Many mid-sized gas producers are constantly striving to stay ahead of environmental regulations as well, explaining that using best practices for reducing greenhouse gas emissions pays off in the long run in terms of cost savings, as well as the reputational benefits of being known as leaders in sustainable energy development.
“We don’t wait to be told what is acceptable. We know that the eyes of the world are on us and we are constantly improving because it’s the right thing to do for our shareholders as well as the broader community,” says Jeff Tonken, the CEO of Birchcliff Energy, which produces natural gas and light oil in the Peace River Arch area of northwestern Alberta. Birchcliff’s GHG intensity has steadily declined over the last three years, as the company employs solar panels, micro wind turbines and other forms of electric generation to avoid gas-driven pneumatics at most of its sites, and also uses vapour recovery devices to capture vented methane and return it to the system.
Similarly, Seven Generations Energy (7G) has the lowest GHG emissions intensity in its peer group, thanks to ongoing efforts to install and retrofit its facilities with the latest technology. In advance of the current methane regulations coming into effect, 7G conducted a sweeping leak detection and methane emissions reduction program, reducing emissions by more than 19,000 tonnes of CO2-equivalent per year. The company’s emissions reduction efforts were a key piece in becoming the first company to be designated a ‘responsible natural gas producer’ by New York-based Equitable Origin.

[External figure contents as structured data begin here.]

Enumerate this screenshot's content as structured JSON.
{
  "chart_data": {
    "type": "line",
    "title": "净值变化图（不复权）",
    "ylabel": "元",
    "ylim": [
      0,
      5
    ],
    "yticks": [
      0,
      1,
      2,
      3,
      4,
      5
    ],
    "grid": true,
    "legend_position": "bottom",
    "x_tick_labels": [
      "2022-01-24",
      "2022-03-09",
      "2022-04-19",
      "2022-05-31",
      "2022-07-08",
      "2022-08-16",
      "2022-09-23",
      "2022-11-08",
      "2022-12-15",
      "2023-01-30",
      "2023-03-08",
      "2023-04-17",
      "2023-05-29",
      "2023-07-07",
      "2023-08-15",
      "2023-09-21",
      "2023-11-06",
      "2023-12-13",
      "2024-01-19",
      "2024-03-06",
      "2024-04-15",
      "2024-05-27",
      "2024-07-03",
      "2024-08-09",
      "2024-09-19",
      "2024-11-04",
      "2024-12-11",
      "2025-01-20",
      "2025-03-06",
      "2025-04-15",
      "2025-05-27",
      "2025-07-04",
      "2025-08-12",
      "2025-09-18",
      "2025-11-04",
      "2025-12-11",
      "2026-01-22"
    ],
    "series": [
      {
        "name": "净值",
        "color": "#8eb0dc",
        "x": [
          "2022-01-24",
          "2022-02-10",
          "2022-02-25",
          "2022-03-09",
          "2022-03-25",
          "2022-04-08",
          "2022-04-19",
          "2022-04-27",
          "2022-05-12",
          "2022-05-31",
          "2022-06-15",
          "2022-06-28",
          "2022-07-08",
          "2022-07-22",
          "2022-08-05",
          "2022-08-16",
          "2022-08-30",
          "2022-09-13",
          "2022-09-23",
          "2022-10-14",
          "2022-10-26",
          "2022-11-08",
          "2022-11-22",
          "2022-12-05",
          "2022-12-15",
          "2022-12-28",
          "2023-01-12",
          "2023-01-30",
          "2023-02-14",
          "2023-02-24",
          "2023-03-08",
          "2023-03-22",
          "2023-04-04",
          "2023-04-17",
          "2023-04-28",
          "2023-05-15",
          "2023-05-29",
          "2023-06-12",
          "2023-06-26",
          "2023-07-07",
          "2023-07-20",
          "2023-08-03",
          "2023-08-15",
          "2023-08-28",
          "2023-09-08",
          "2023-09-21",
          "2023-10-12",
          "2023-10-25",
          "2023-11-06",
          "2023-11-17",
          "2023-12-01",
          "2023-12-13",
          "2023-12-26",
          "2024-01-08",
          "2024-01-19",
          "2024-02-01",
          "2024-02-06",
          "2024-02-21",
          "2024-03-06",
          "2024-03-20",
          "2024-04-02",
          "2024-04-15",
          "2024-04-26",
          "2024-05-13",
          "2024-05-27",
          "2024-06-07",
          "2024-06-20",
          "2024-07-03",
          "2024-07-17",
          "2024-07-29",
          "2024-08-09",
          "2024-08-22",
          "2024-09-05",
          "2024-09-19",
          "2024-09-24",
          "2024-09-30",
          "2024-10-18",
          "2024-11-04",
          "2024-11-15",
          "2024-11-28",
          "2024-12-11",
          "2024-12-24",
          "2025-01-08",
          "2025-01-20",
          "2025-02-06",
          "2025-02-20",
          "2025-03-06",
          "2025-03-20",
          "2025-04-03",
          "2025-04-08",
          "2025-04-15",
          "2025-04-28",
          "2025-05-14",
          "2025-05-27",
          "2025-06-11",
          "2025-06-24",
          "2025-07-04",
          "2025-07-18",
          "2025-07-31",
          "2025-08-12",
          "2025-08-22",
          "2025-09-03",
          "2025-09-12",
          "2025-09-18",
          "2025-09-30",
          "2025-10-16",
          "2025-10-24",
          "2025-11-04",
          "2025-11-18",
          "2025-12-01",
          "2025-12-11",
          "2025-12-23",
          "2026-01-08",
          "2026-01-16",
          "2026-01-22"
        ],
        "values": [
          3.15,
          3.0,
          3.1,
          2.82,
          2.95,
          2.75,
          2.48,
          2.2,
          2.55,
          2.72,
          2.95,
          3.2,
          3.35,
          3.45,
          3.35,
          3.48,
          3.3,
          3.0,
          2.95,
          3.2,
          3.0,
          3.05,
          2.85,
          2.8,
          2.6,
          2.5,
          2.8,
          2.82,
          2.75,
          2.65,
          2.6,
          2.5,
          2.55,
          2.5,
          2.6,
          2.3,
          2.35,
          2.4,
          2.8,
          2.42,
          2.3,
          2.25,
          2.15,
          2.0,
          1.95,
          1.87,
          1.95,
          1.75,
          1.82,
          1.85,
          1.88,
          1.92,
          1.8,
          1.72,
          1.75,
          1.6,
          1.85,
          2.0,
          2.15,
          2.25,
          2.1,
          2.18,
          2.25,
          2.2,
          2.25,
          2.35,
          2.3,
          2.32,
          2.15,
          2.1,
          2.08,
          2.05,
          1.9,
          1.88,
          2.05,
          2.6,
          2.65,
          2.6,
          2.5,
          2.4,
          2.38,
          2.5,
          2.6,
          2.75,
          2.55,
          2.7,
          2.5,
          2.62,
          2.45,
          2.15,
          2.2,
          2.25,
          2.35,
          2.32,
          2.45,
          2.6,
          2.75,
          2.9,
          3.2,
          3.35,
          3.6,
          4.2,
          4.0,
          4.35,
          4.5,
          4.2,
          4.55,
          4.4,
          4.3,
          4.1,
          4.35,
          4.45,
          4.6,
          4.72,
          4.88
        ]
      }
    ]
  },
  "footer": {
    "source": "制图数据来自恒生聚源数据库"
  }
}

The certification enables 7G to supply gas at a premium price to Energir, Quebec’s largest gas provider, through a supply contract announced earlier this year.
Even some of the smallest oil and gas companies are leaders in emissions reduction, proving that size doesn’t matter when it comes to being committed to sustainability. Calgary-based Modern Resources beat out Saudi Aramco for the Global Petroleum Show’s environmental excellence award in 2018. The win was largely due to the company’s drive to eliminate methane emissions from its well sites in northwest Alberta through smart engineering and use of the latest technology such as solar powered valves and vapour recovery units at its remote sites.

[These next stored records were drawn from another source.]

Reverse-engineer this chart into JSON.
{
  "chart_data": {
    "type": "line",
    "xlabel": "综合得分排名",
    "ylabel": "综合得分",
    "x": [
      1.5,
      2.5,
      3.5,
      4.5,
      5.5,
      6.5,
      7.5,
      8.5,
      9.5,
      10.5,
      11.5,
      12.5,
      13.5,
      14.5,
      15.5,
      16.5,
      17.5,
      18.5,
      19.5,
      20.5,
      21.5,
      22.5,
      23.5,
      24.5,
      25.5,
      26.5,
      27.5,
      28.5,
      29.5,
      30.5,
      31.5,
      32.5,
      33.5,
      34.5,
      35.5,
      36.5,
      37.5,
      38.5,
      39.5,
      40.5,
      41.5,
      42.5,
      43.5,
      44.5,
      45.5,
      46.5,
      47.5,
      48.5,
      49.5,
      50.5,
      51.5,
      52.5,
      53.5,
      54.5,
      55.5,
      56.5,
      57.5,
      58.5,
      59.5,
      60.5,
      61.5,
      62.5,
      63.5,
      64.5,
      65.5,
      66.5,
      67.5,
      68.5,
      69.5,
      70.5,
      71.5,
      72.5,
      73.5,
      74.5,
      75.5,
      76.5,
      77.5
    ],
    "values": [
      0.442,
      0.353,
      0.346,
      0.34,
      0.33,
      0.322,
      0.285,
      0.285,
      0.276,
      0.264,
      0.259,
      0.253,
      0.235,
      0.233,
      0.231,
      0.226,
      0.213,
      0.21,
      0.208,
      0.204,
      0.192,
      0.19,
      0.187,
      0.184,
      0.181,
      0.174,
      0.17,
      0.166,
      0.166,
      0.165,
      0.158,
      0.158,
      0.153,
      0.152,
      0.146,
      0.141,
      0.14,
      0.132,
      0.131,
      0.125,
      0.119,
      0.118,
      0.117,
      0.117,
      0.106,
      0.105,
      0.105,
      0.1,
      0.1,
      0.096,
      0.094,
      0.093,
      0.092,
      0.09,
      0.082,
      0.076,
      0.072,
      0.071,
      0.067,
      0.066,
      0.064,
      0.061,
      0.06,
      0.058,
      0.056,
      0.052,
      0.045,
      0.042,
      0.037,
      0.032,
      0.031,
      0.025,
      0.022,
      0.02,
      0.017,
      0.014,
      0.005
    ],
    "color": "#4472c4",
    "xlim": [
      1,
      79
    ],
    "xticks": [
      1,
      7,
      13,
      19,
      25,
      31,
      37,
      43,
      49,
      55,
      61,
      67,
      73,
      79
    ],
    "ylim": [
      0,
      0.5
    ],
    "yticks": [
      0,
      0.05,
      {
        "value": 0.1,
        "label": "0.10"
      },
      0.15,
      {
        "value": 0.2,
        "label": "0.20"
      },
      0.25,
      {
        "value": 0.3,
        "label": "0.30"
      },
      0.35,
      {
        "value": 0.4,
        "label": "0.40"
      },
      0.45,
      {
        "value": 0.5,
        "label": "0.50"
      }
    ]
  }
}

“We have taken our methane emissions to zero, but we say that our facilities are ultra-low emissions because they still emit a small amount of CO2 – less than a newborn baby,” says CEO Chris Slubicki, adding that his company has already met the new methane regulations. “Some like to say that the oil and gas industry is against solutions, but that’s not the case at all. We are all for solutions because they are generally win-win and make us money.”

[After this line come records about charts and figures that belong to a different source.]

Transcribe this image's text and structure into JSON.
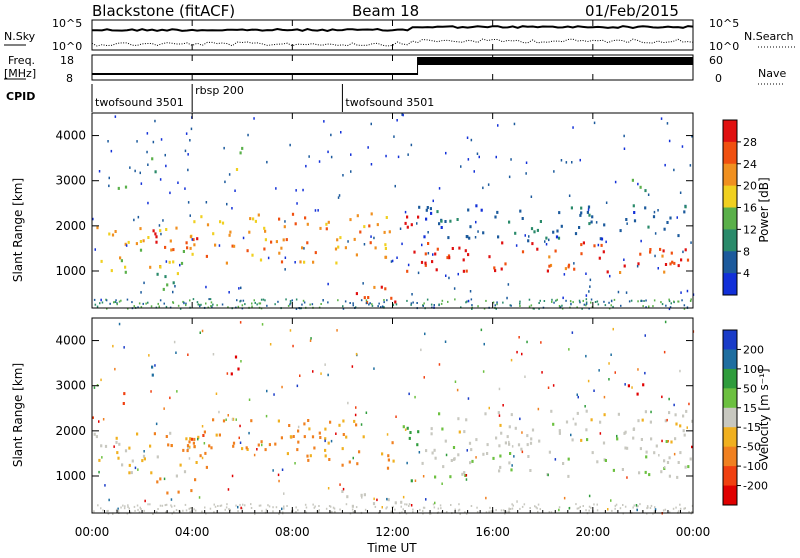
{
  "header": {
    "site": "Blackstone (fitACF)",
    "beam": "Beam 18",
    "date": "01/Feb/2015"
  },
  "strips": {
    "nsky_label": "N.Sky",
    "nsky_top": "10^5",
    "nsky_bottom": "10^0",
    "nsearch_label": "N.Search",
    "nsearch_top": "10^5",
    "nsearch_bottom": "10^0",
    "freq_label_1": "Freq.",
    "freq_label_2": "[MHz]",
    "freq_top": "18",
    "freq_bottom": "8",
    "nave_label": "Nave",
    "nave_top": "60",
    "nave_bottom": "0",
    "cpid_label": "CPID",
    "cpid_segments": [
      {
        "label": "twofsound 3501",
        "start_h": 0.0,
        "end_h": 4.0
      },
      {
        "label": "rbsp 200",
        "start_h": 4.0,
        "end_h": 10.0
      },
      {
        "label": "twofsound 3501",
        "start_h": 10.0,
        "end_h": 24.0
      }
    ]
  },
  "panels": {
    "power": {
      "ylabel": "Slant Range [km]",
      "yticks": [
        "1000",
        "2000",
        "3000",
        "4000"
      ],
      "colorbar_label": "Power [dB]",
      "colorbar_ticks": [
        "4",
        "8",
        "12",
        "16",
        "20",
        "24",
        "28"
      ],
      "colorbar_colors": [
        "#1230d8",
        "#1c5a9c",
        "#2a8a6a",
        "#5ab04a",
        "#f0d020",
        "#f09020",
        "#f05010",
        "#e01010"
      ]
    },
    "velocity": {
      "ylabel": "Slant Range [km]",
      "yticks": [
        "1000",
        "2000",
        "3000",
        "4000"
      ],
      "colorbar_label": "Velocity [m s⁻¹]",
      "colorbar_ticks": [
        "200",
        "100",
        "50",
        "15",
        "-15",
        "-50",
        "-100",
        "-200"
      ],
      "colorbar_colors": [
        "#1a3cc8",
        "#1f6ea0",
        "#2f9c3c",
        "#6cc040",
        "#c8c8c0",
        "#f0b020",
        "#f08020",
        "#f04010",
        "#e00000"
      ]
    }
  },
  "xaxis": {
    "label": "Time UT",
    "ticks": [
      "00:00",
      "04:00",
      "08:00",
      "12:00",
      "16:00",
      "20:00",
      "00:00"
    ]
  },
  "chart_data": {
    "type": "heatmap",
    "title": "Blackstone (fitACF)   Beam 18   01/Feb/2015",
    "xlabel": "Time UT",
    "ylabel": "Slant Range [km]",
    "xlim_hours": [
      0,
      24
    ],
    "ylim_km": [
      180,
      4500
    ],
    "power_range_db": [
      0,
      30
    ],
    "velocity_range_ms": [
      -250,
      250
    ],
    "echo_regions": [
      {
        "t0": 0.0,
        "t1": 4.0,
        "r0": 1000,
        "r1": 2000,
        "power_db": 18,
        "velocity_ms": -20
      },
      {
        "t0": 1.0,
        "t1": 1.5,
        "r0": 2400,
        "r1": 2900,
        "power_db": 12,
        "velocity_ms": -180
      },
      {
        "t0": 2.3,
        "t1": 4.5,
        "r0": 1500,
        "r1": 2100,
        "power_db": 26,
        "velocity_ms": -90
      },
      {
        "t0": 2.3,
        "t1": 2.6,
        "r0": 3100,
        "r1": 3700,
        "power_db": 10,
        "velocity_ms": 120
      },
      {
        "t0": 2.5,
        "t1": 4.2,
        "r0": 600,
        "r1": 1000,
        "power_db": 14,
        "velocity_ms": -70
      },
      {
        "t0": 4.0,
        "t1": 12.0,
        "r0": 1200,
        "r1": 2300,
        "power_db": 20,
        "velocity_ms": -60
      },
      {
        "t0": 5.5,
        "t1": 6.0,
        "r0": 3200,
        "r1": 3800,
        "power_db": 16,
        "velocity_ms": -220
      },
      {
        "t0": 9.8,
        "t1": 12.5,
        "r0": 300,
        "r1": 700,
        "power_db": 26,
        "velocity_ms": 5
      },
      {
        "t0": 12.4,
        "t1": 13.0,
        "r0": 900,
        "r1": 2400,
        "power_db": 28,
        "velocity_ms": 60
      },
      {
        "t0": 13.0,
        "t1": 24.0,
        "r0": 1000,
        "r1": 1700,
        "power_db": 26,
        "velocity_ms": 5
      },
      {
        "t0": 13.0,
        "t1": 24.0,
        "r0": 1700,
        "r1": 2500,
        "power_db": 6,
        "velocity_ms": 0
      },
      {
        "t0": 21.0,
        "t1": 22.2,
        "r0": 2800,
        "r1": 3100,
        "power_db": 10,
        "velocity_ms": -200
      }
    ],
    "cpid": [
      {
        "name": "twofsound 3501",
        "start_h": 0,
        "end_h": 4
      },
      {
        "name": "rbsp 200",
        "start_h": 4,
        "end_h": 10
      },
      {
        "name": "twofsound 3501",
        "start_h": 10,
        "end_h": 24
      }
    ]
  }
}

With global demand for oil and gas dropping significantly due to the COVID-19 pandemic, Westgen Technologies is expecting some of its growth plans may take longer than expected. But they are hopeful that the federal government’s $750 million loan program for methane emissions reduction projects in the energy sector will yield new opportunities.
“It could have a big impact on our industry,” says O’Shea, adding that all of his company’s equipment is manufactured in the Calgary area with technology and supplies from across Canada. “It would accelerate employment across the supply chain and help our industry become even more of a leader on the international stage.”